Retail market still offers good opportunities
The retail market for tropical timber still offers good opportunities for exporters. The slowly improving construction sector has caused the timber market to shift towards the renovation sector, which offered more stability during the recession.
The Do-It-Yourself (DIY) sector was also affected by the economic recession, since consumers were more reluctant to spend money. This trend is now reversing, however, as the economy recovers and consumer confidence grows again. DIY stores are drawing consumers back by offering more “ready-to-install” products such as complete doors and windows, which are currently very popular on the European market.
Germany remains the largest market as measured by consumer expenditure on timber products. The country is home to some of the largest DIY retailers in Europe such as OBI and Bauhaus, which are all continuing to expand across the Central and Eastern European regions.

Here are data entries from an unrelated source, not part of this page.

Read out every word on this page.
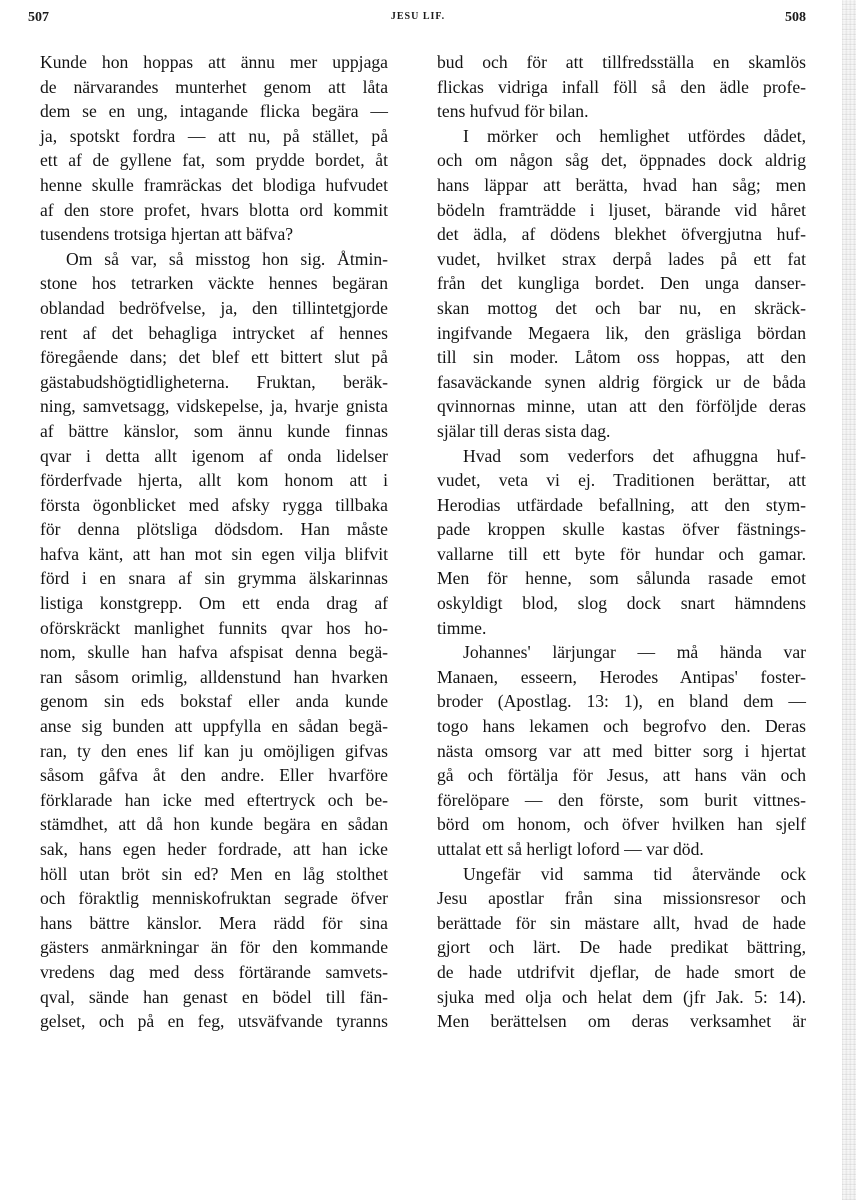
507	JESU LIF.	508
Kunde hon hoppas att ännu mer uppjaga
de närvarandes munterhet genom att låta
dem se en ung, intagande flicka begära —
ja, spotskt fordra — att nu, på stället, på
ett af de gyllene fat, som prydde bordet, åt
henne skulle framräckas det blodiga hufvudet
af den store profet, hvars blotta ord kommit
tusendens trotsiga hjertan att bäfva?
Om så var, så misstog hon sig. Åtmin-
stone hos tetrarken väckte hennes begäran
oblandad bedröfvelse, ja, den tillintetgjorde
rent af det behagliga intrycket af hennes
föregående dans; det blef ett bittert slut på
gästabudshögtidligheterna. Fruktan, beräk-
ning, samvetsagg, vidskepelse, ja, hvarje gnista
af bättre känslor, som ännu kunde finnas
qvar i detta allt igenom af onda lidelser
förderfvade hjerta, allt kom honom att i
första ögonblicket med afsky rygga tillbaka
för denna plötsliga dödsdom. Han måste
hafva känt, att han mot sin egen vilja blifvit
förd i en snara af sin grymma älskarinnas
listiga konstgrepp. Om ett enda drag af
oförskräckt manlighet funnits qvar hos ho-
nom, skulle han hafva afspisat denna begä-
ran såsom orimlig, alldenstund han hvarken
genom sin eds bokstaf eller anda kunde
anse sig bunden att uppfylla en sådan begä-
ran, ty den enes lif kan ju omöjligen gifvas
såsom gåfva åt den andre. Eller hvarföre
förklarade han icke med eftertryck och be-
stämdhet, att då hon kunde begära en sådan
sak, hans egen heder fordrade, att han icke
höll utan bröt sin ed? Men en låg stolthet
och föraktlig menniskofruktan segrade öfver
hans bättre känslor. Mera rädd för sina
gästers anmärkningar än för den kommande
vredens dag med dess förtärande samvets-
qval, sände han genast en bödel till fän-
gelset, och på en feg, utsväfvande tyranns
bud och för att tillfredsställa en skamlös
flickas vidriga infall föll så den ädle profe-
tens hufvud för bilan.
I mörker och hemlighet utfördes dådet,
och om någon såg det, öppnades dock aldrig
hans läppar att berätta, hvad han såg; men
bödeln framträdde i ljuset, bärande vid håret
det ädla, af dödens blekhet öfvergjutna huf-
vudet, hvilket strax derpå lades på ett fat
från det kungliga bordet. Den unga danser-
skan mottog det och bar nu, en skräck-
ingifvande Megaera lik, den gräsliga bördan
till sin moder. Låtom oss hoppas, att den
fasaväckande synen aldrig förgick ur de båda
qvinnornas minne, utan att den förföljde deras
själar till deras sista dag.
Hvad som vederfors det afhuggna huf-
vudet, veta vi ej. Traditionen berättar, att
Herodias utfärdade befallning, att den stym-
pade kroppen skulle kastas öfver fästnings-
vallarne till ett byte för hundar och gamar.
Men för henne, som sålunda rasade emot
oskyldigt blod, slog dock snart hämndens
timme.
Johannes' lärjungar — må hända var
Manaen, esseern, Herodes Antipas' foster-
broder (Apostlag. 13: 1), en bland dem —
togo hans lekamen och begrofvo den. Deras
nästa omsorg var att med bitter sorg i hjertat
gå och förtälja för Jesus, att hans vän och
förelöpare — den förste, som burit vittnes-
börd om honom, och öfver hvilken han sjelf
uttalat ett så herligt loford — var död.
Ungefär vid samma tid återvände ock
Jesu apostlar från sina missionsresor och
berättade för sin mästare allt, hvad de hade
gjort och lärt. De hade predikat bättring,
de hade utdrifvit djeflar, de hade smort de
sjuka med olja och helat dem (jfr Jak. 5: 14).
Men berättelsen om deras verksamhet är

Retailers usually sell to three market segments: small contractors for small-scale building activities, small processors (furniture making, timber construction, finished and semi-finished items), and consumers. In most cases, your buyer – the importer – is selling to the retail market either directly or through its distributor.
- You can only sell directly to DIY retail markets when you can offer large volumes against low prices and when you have a very reliable timber supply in your own country.